Sukses

Jepang Ciptakan Rumah Tahan Banjir, Begini Cara Kerjanya

Liputan6.com, Tokyo - Pengembang perumahan Jepang Ichijo Komuten baru-baru ini meluncurkan “rumah tahan banjir” yang tidak hanya tahan air selama banjir, tetapi juga mengapung dari tanah.

Apakah Anda percaya pada perubahan iklim atau tidak, hilangnya perumahan karena banjir adalah masalah yang tidak dapat disangkal di seluruh dunia.

Sementara para insinyur dan arsitek telah berusaha mencari solusi, hanya sedikit yang benar-benar terbukti efektif, demikian dikutip dari laman Oddity Central, Senin (27/6/2022).

Sekarang, pengembang perumahan Jepang yang memecahkan rekor mengklaim telah menemukan jawaban untuk menjaga rumah orang dari banjir dan juga hanyut oleh banjir. “Rumah tahan banjir” baru mereka baru-baru ini ditampilkan di acara TV Jepang yang populer dan sejak itu mendapat banyak perhatian online.

Stasiun TV TBS Jepang baru-baru ini mengunjungi salah satu lokasi uji Ichijo di mana rumah tahan banjir baru milik perusahaan sedang menjalani simulasi banjir.

Meskipun tampak seperti rumah biasa ketika pengujian dimulai, pada saat air mulai naik di sekitarnya, pemirsa dapat melihat bangunan tersebut meninggalkan tanah dan akhirnya mengapung beberapa inci di atasnya.

Kita semua pernah melihat rumah terapung yang tersapu banjir besar, tetapi penemuan terbaru Ichijo menampilkan sistem yang mencegah hal itu.

 

* Fakta atau Hoaks? Untuk mengetahui kebenaran informasi yang beredar, silakan WhatsApp ke nomor Cek Fakta Liputan6.com 0811 9787 670 hanya dengan ketik kata kunci yang diinginkan.

2 dari 3 halaman

Cara Kerja

Rumah itu terhubung ke sejumlah batang besi tebal yang mencuat dari tanah dengan kabel tebal yang memastikannya tetap di tempatnya saat air membanjiri. Saat air surut, rumah terapung itu kembali turun ke posisi semula.

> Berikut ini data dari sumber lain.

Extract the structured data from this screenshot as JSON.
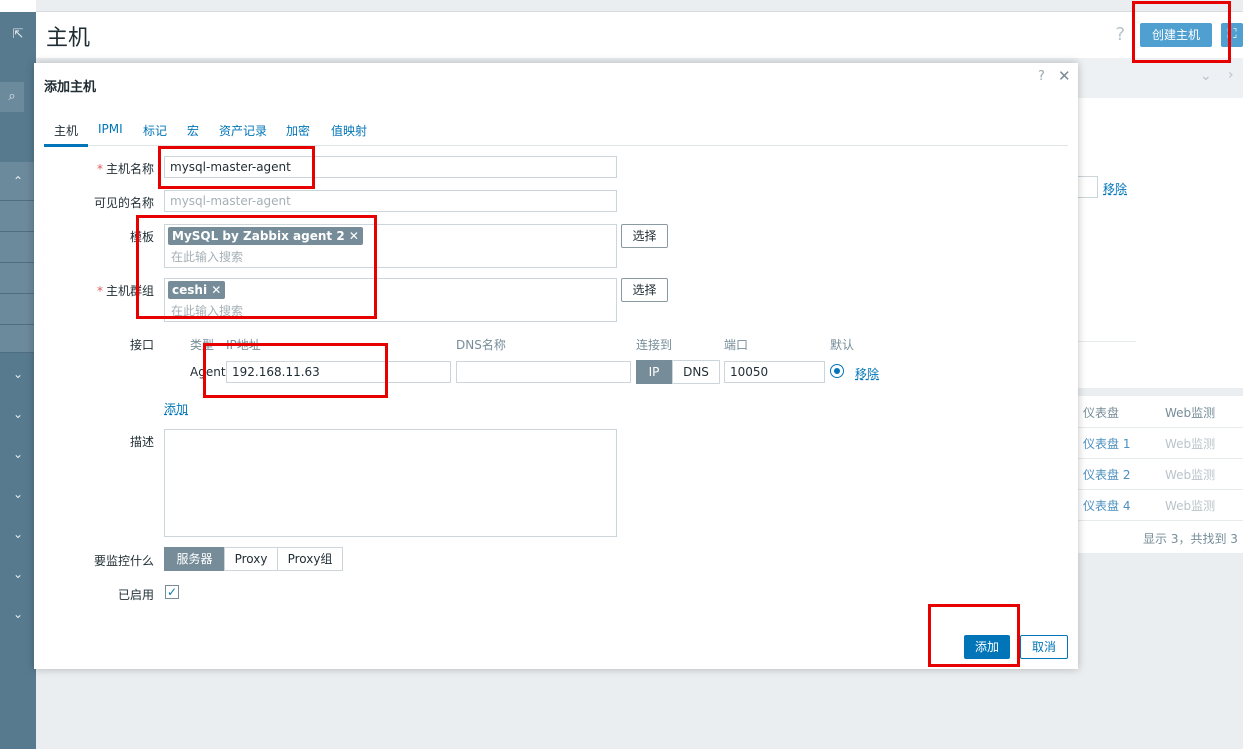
{
  "page": {
    "title": "主机",
    "help": "?",
    "create_host": "创建主机",
    "expand_icon": "⛶"
  },
  "background": {
    "remove_link": "移除",
    "table_header": {
      "dashboard": "仪表盘",
      "web": "Web监测"
    },
    "rows": [
      {
        "dashboard": "仪表盘 1",
        "web": "Web监测"
      },
      {
        "dashboard": "仪表盘 2",
        "web": "Web监测"
      },
      {
        "dashboard": "仪表盘 4",
        "web": "Web监测"
      }
    ],
    "footer": "显示 3，共找到 3"
  },
  "modal": {
    "title": "添加主机",
    "help": "?",
    "close": "✕",
    "tabs": [
      "主机",
      "IPMI",
      "标记",
      "宏",
      "资产记录",
      "加密",
      "值映射"
    ],
    "host_name": {
      "label": "主机名称",
      "value": "mysql-master-agent"
    },
    "visible_name": {
      "label": "可见的名称",
      "placeholder": "mysql-master-agent"
    },
    "templates": {
      "label": "模板",
      "chip": "MySQL by Zabbix agent 2",
      "placeholder": "在此输入搜索",
      "select": "选择"
    },
    "host_groups": {
      "label": "主机群组",
      "chip": "ceshi",
      "placeholder": "在此输入搜索",
      "select": "选择"
    },
    "interfaces": {
      "label": "接口",
      "headers": {
        "type": "类型",
        "ip": "IP地址",
        "dns": "DNS名称",
        "connect": "连接到",
        "port": "端口",
        "default": "默认"
      },
      "agent": {
        "type": "Agent",
        "ip": "192.168.11.63",
        "dns": "",
        "ip_btn": "IP",
        "dns_btn": "DNS",
        "port": "10050",
        "remove": "移除"
      },
      "add": "添加"
    },
    "description": {
      "label": "描述",
      "value": ""
    },
    "monitored_by": {
      "label": "要监控什么",
      "options": [
        "服务器",
        "Proxy",
        "Proxy组"
      ]
    },
    "enabled": {
      "label": "已启用",
      "checked": true
    },
    "buttons": {
      "add": "添加",
      "cancel": "取消"
    }
  },
  "sidebar": {
    "collapse_icon": "⇱",
    "search_icon": "⌕",
    "chevron_up": "⌃",
    "chevron_down": "⌄"
  }
}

“Rumah tahan banjir” ini juga dilengkapi ventilasi khusus yang menutup jika terjadi banjir, dan pipa ledeng juga memiliki katup khusus yang mencegah air masuk ke dalam rumah.

Peralatan listrik seperti AC ditempatkan di bagian atas bangunan untuk memastikan air tidak mencapainya.

Menurut para insinyur di Ichijo Komuten, sebagian besar rumah banjir ketika air mencapai ketinggian jendela, tetapi karena rumah tahan banjir mereka dapat mengapung hingga lima meter di atas tanah, air tidak mungkin mencapai jendela dan segala sesuatu lainnya tertutup rapat.

 

3 dari 3 halaman

Biaya yang Dikeluarkan

Media Jepang melaporkan bahwa klien yang ingin memiliki rumah baru yang dibangun dengan Ichijo Komuten dapat memilih untuk memiliki sistem tahan banjir ini dengan biaya tambahan hanya 770.000 yen ($ 5.700), yang terdengar sangat murah, terutama jika itu benar-benar berfungsi seperti yang diiklankan .

Ichijo Komuten adalah salah satu pengembang perumahan terbesar di Jepang dan dengan bangga membuat tiga rekor Guinness dalam dua tahun terakhir, termasuk untuk pabrik bahan rumah prefabrikasi terbesar dan untuk perusahaan rumah adat paling sukses.